Aan het begin van de avond benoemde de synode dr. A. Huijgen (Kampen) tot hoogleraar systematische theologie, en dr. M.J. Kater (Kampen) tot hoogleraar praktische theologie. De afgelopen jaren hebben zij beiden hard gewerkt aan de Theologische Universiteit. Het bleek meer dan voldoende dat zij de gaven hebben ontvangen om te dienen in het ambt van hoogleraar. Een blijde dag voor de kerken, en een reden tot dankbaarheid: het werk aan de Theologische Universiteit kan doorgaan. De bevestiging van de nieuwe hoogleraren zal plaatsvinden op deo volente 13 december in de Dorpskerk te Nunspeet.

Maar er was meer. De synode gaf bovendien goedkeuring aan de benoeming van drs. H. de Waard (Dordrecht) als universitair docent Hebreeuws / Aramees. Hij neemt daarmee de plaats in van mevrouw dr. Adrie Drint, die op 20 juni van dit jaar overleed, in de leeftijd van 56 jaar. Tweeëntwintig jaar doceerde zij bijbels Hebreeuws en Aramees aan de universiteit. De universiteitsgemeenschap herdenkt haar met dankbaarheid.

De synode gaf eveneens goedkeuring aan de benoeming van dr. M.C. Mulder (Ermelo) als universitair hoofddocent Nieuwe Testament. Dr. Mulder was al werkzaam aan de universiteit, maar zijn takenpakket is hiermee uitgebreid. Verder gaf de vergadering goedkeuring aan de benoeming van ondergetekende tot universitair docent ethiek, voor bijna een halve weektaak.

Jaarboek

Veel gebruikers van het jaarboek van onze kerken zal het zijn opgevallen: in de indeling is het een en ander veranderd. De vindplaats van gemeenten bijvoorbeeld. Deze zijn nu op alfabetische volgorde gerangschikt, terwijl dat voorheen per classis gebeurde. Helaas moest de synode opmerken dat de verkoop van de jaarboekjes wat terugloopt. Daar moet wat aan gedaan worden! De redactie kreeg de opdracht om daarmee bezig te gaan.

Eenheid

Bij de besprekingen over kerkelijke eenheid komt elke synode de verscheidenheid van het kerkelijk leven naar voren. Gelukkig kon daar tijdens deze derde zitting op een broederlijke wijze over worden gesproken.

Overigens kwamen op deze dag slechts enkele punten ten aanzien van de eenheid naar voren. Maar het eerste punt was meteen van groot gewicht, namelijk dat de synode wil blijven zoeken naar wegen die kunnen leiden tot de eenheid van de kerken van gereformeerd belijden in Nederland. Deze roeping geldt zowel de gezamenlijke kerken alsook de plaatselijke gemeenten. De synode wil dat doen, en weet zich daartoe geroepen door God zelf, ook al beseft zij dat een landelijke fusie van kerkverbanden op dit moment niet reëel is.
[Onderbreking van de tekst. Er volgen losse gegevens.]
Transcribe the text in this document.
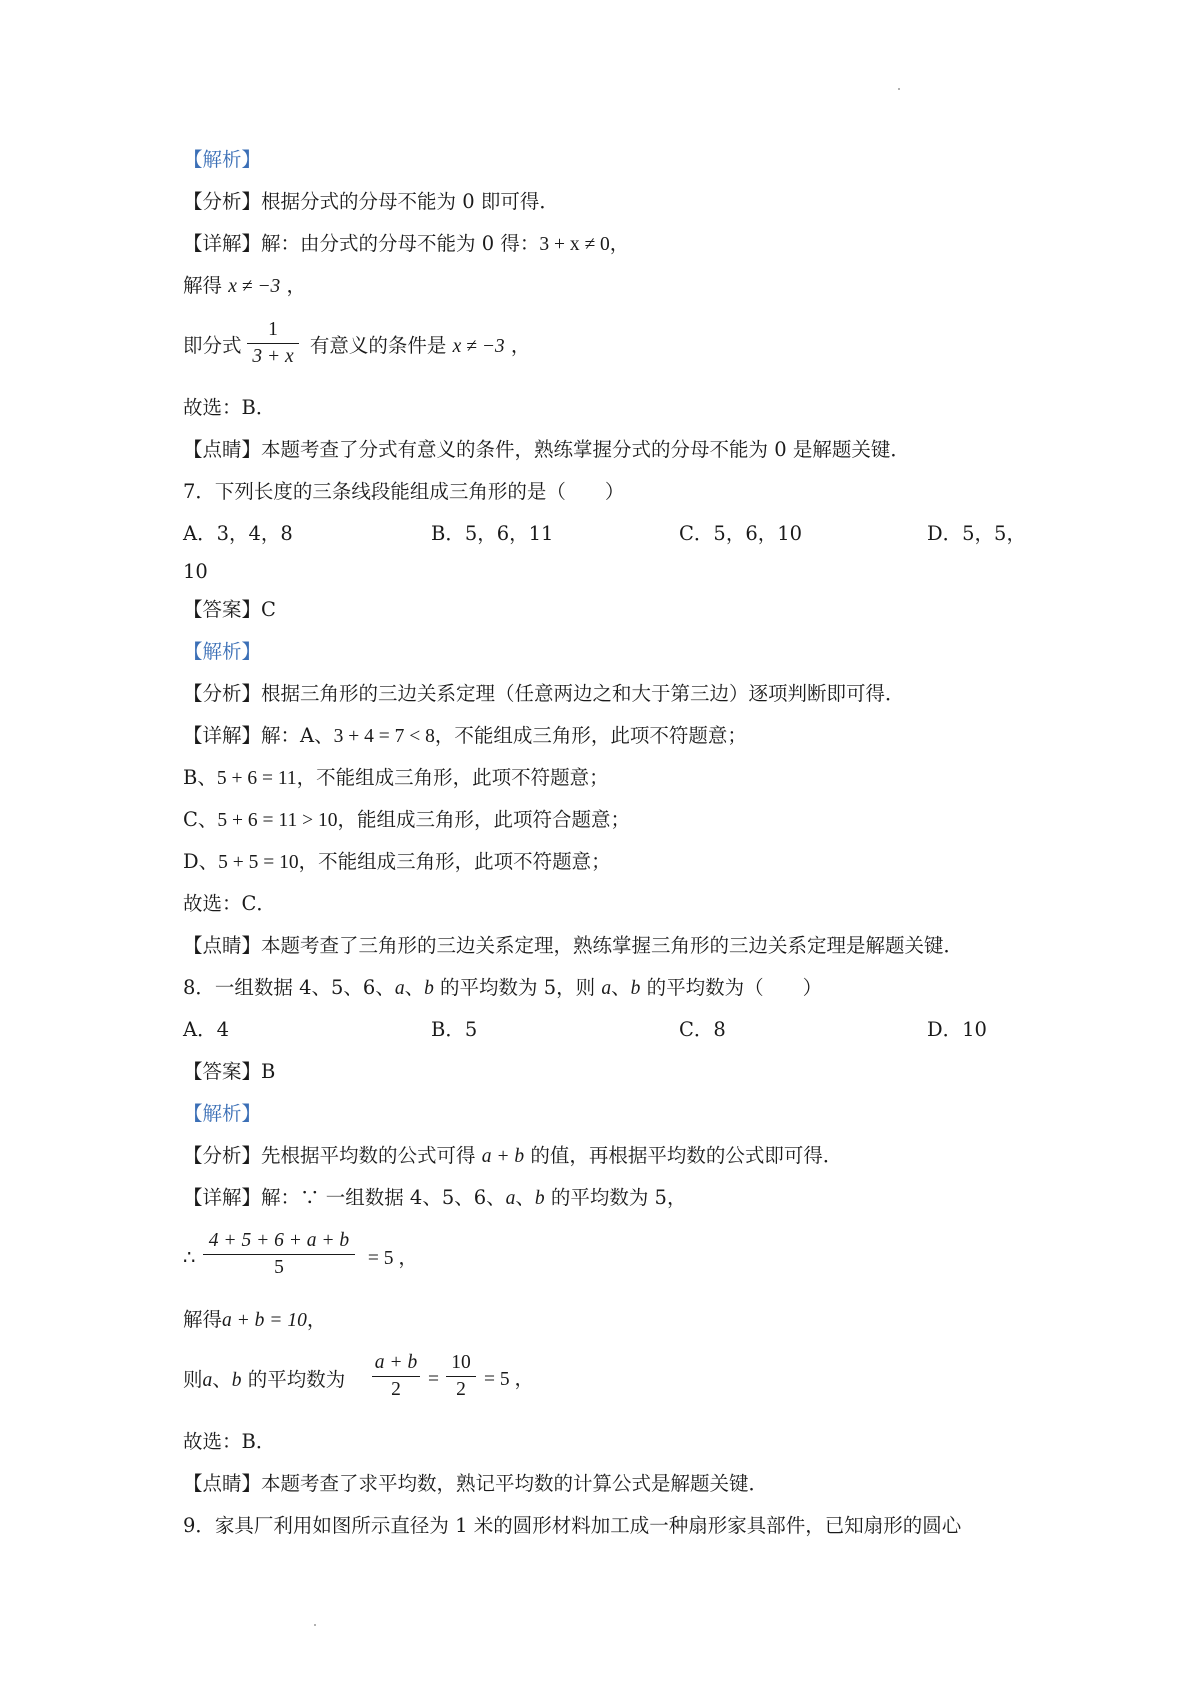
【解析】
【分析】根据分式的分母不能为 0 即可得．
【详解】解：由分式的分母不能为 0 得：3 + x ≠ 0，
解得 x ≠ −3 ，
即分式	有意义的条件是 x ≠ −3 ，
1
3 + x
故选：B．
【点睛】本题考查了分式有意义的条件，熟练掌握分式的分母不能为 0 是解题关键．
7．下列长度的三条线段能组成三角形的是（　　）
A．3，4，8	B．5，6，11	C．5，6，10	D．5，5，
10
【答案】C
【解析】
【分析】根据三角形的三边关系定理（任意两边之和大于第三边）逐项判断即可得．
【详解】解：A、3 + 4 = 7 < 8，不能组成三角形，此项不符题意；
B、5 + 6 = 11，不能组成三角形，此项不符题意；
C、5 + 6 = 11 > 10，能组成三角形，此项符合题意；
D、5 + 5 = 10，不能组成三角形，此项不符题意；
故选：C．
【点睛】本题考查了三角形的三边关系定理，熟练掌握三角形的三边关系定理是解题关键．
8．一组数据 4、5、6、a、b 的平均数为 5，则 a、b 的平均数为（　　）
A．4	B．5	C．8	D．10
【答案】B
【解析】
【分析】先根据平均数的公式可得 a + b 的值，再根据平均数的公式即可得．
【详解】解：∵ 一组数据 4、5、6、a、b 的平均数为 5，
∴	= 5 ，
4 + 5 + 6 + a + b
5
解得a + b = 10，
则a、b 的平均数为
a + b
2	=
10
2 = 5 ，
故选：B．
【点睛】本题考查了求平均数，熟记平均数的计算公式是解题关键．
9．家具厂利用如图所示直径为 1 米的圆形材料加工成一种扇形家具部件，已知扇形的圆心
Er is zelfs sprake van een impasse. Maar die impasse mag ons er niet van weerhouden te werken aan wat God zelf van ons vraagt.
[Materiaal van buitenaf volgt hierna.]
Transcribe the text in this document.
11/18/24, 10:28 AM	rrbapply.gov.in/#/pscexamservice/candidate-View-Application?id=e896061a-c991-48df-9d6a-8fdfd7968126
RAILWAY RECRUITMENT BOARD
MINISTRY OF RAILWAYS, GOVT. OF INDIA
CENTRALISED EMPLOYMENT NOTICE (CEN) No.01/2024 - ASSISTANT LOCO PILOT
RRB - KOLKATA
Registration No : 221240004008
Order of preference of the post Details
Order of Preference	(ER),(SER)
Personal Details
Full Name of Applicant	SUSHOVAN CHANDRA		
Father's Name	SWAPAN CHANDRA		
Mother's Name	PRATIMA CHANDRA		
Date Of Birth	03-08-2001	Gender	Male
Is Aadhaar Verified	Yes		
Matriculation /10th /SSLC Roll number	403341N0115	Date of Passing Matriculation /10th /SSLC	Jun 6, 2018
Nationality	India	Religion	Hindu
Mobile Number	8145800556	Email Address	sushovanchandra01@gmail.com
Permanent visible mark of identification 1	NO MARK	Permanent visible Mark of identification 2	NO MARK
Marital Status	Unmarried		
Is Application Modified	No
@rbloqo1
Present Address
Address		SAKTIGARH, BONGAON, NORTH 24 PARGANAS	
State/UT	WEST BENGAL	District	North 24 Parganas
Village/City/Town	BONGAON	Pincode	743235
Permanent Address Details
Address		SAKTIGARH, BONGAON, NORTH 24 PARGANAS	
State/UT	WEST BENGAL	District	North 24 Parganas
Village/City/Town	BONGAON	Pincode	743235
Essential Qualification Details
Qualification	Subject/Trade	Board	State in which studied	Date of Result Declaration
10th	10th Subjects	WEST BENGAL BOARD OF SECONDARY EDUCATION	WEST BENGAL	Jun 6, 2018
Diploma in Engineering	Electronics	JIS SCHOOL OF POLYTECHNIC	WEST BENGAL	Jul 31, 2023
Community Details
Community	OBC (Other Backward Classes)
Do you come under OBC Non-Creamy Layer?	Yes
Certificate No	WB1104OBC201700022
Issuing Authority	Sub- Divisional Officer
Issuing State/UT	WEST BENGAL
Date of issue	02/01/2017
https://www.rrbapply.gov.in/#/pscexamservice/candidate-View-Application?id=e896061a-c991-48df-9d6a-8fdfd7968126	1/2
Verder sprak de synode over een zogenaamd conventmodel. De bedoeling is dan dat gereformeerde belijders die deel uitmaken van verscheidene kerkverbanden elkaar op classisniveau zullen ontmoeten. Het is van belang dat er wordt gesproken tussen ambtsdragers van verschillende kerken die op hetzelfde fundament willen staan. Misschien kan het conventmodel een instrument zijn tot bevordering van de eenheid onder gereformeerde belijders. Dit model zal de komende tijd concreter worden uitgewerkt. In elke particuliere synode zal een classis moeten zijn die dat model zou willen uittesten.